Defendant defrauded federal agency and filed for bankruptcy despite owning millions of dollars in assets
LEXINGTON, KY. - A federal jury has found a Nicholasville woman guilty of defrauding the Social Security Administration (SSA), for approximately a decade, and fraudulently filing for bankruptcy, among other charges.
On Thursday evening, a jury convicted 51-year-old Sheryl Bruner of one count each of theft of government money, failure to disclose assets, and bankruptcy fraud. She was also convicted of ten counts of money laundering and two counts of making false statements. The jury returned the verdicts after approximately two and a half hours of deliberation, following four days of trial.
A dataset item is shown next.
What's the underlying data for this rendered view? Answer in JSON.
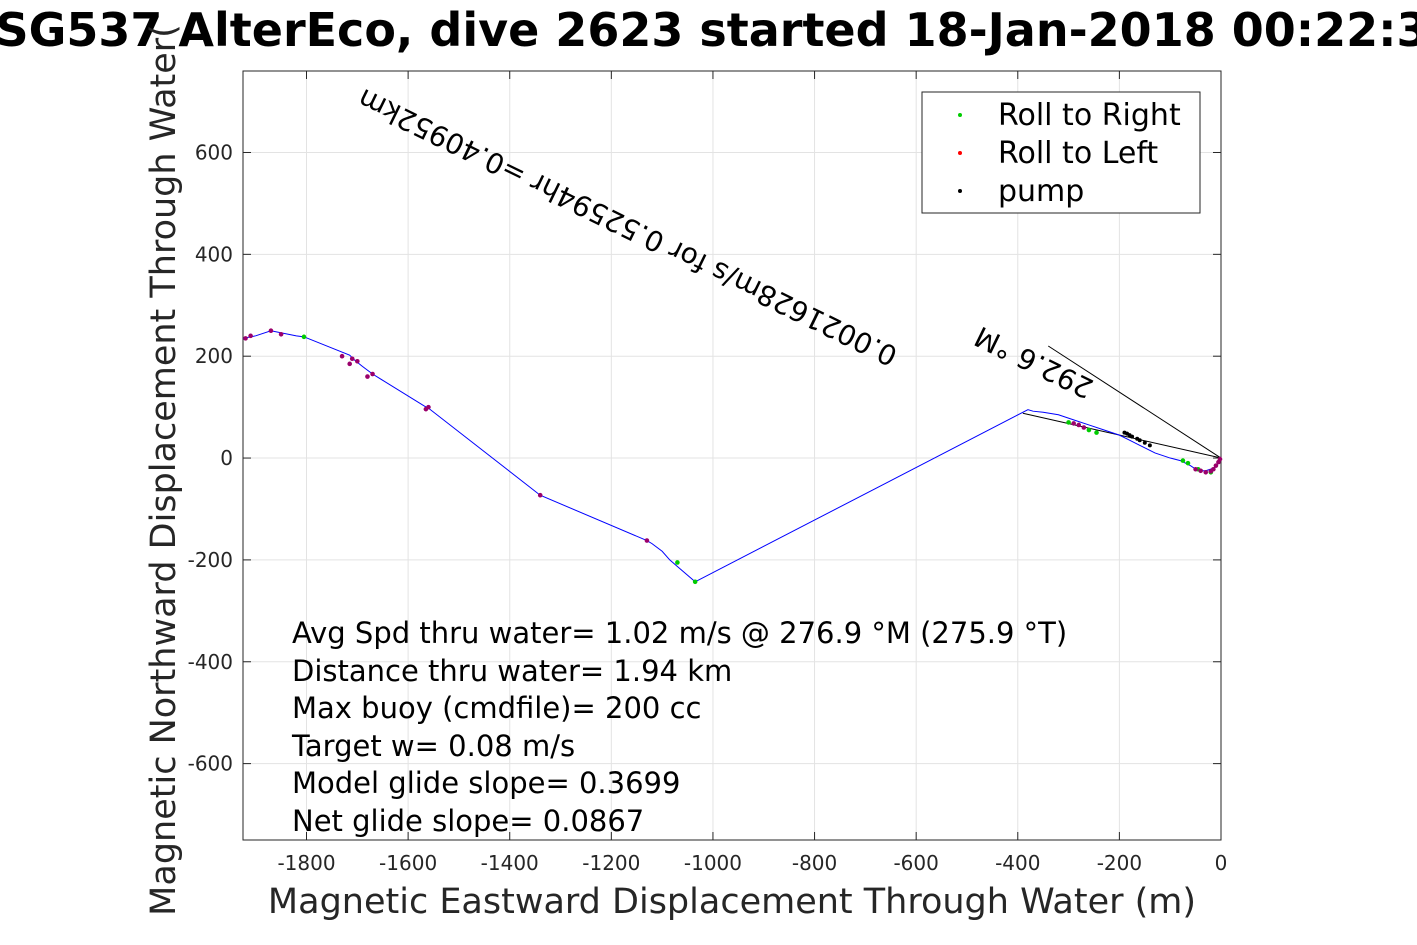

The evidence at trial established that, from 2003 until 2013, Bruner fraudulently claimed that she was disabled and had no funds or source of income, in order to qualify for financial assistance from the Supplemental Security Income (SSI) program. SSI is an income assistance program designed to provide financial assistance to elderly and disabled individuals who meet the program’s eligibility requirements. Bruner failed to disclose, and concealed from the SSA, that she owned multiple companies, which collectively earned millions of dollars during the time she was receiving financial assistance. Bruner worked primarily as a Medicaid service provider.
The evidence also established that, on May 16, 2013, Bruner filed for bankruptcy, despite the fact that she had more than a million dollars in assets. Bruner had tried to hide the amount of cash she had on hand, the bank and trust accounts she maintained or controlled, and vehicles and real estate she owned.
Kerry B. Harvey, U.S. Attorney for the Eastern District of Kentucky andThomas Caul was recently selected as the Special Agent-in-Charge of the Social Security Administration, Office of the Inspector General, Office of Investigations for the Atlanta Field Division.
The investigation was conducted by the Social Security Administration, Office of the Inspector General, Office of Investigations. Assistant U.S. Attorney Ken Taylor prosecuted the case on behalf of the federal government.
Bruner is scheduled to appear for sentencing in June 2014. The money laundering offenses carry a maximum of 20 years in prison, the theft of government property offense carries a maximum of 10 years, and the other offenses each carry a maximum penalty of five years. However, any sentence would be imposed by the Court, after consideration of the United States Sentencing Guidelines and the federal statutes governing the imposition of sentences.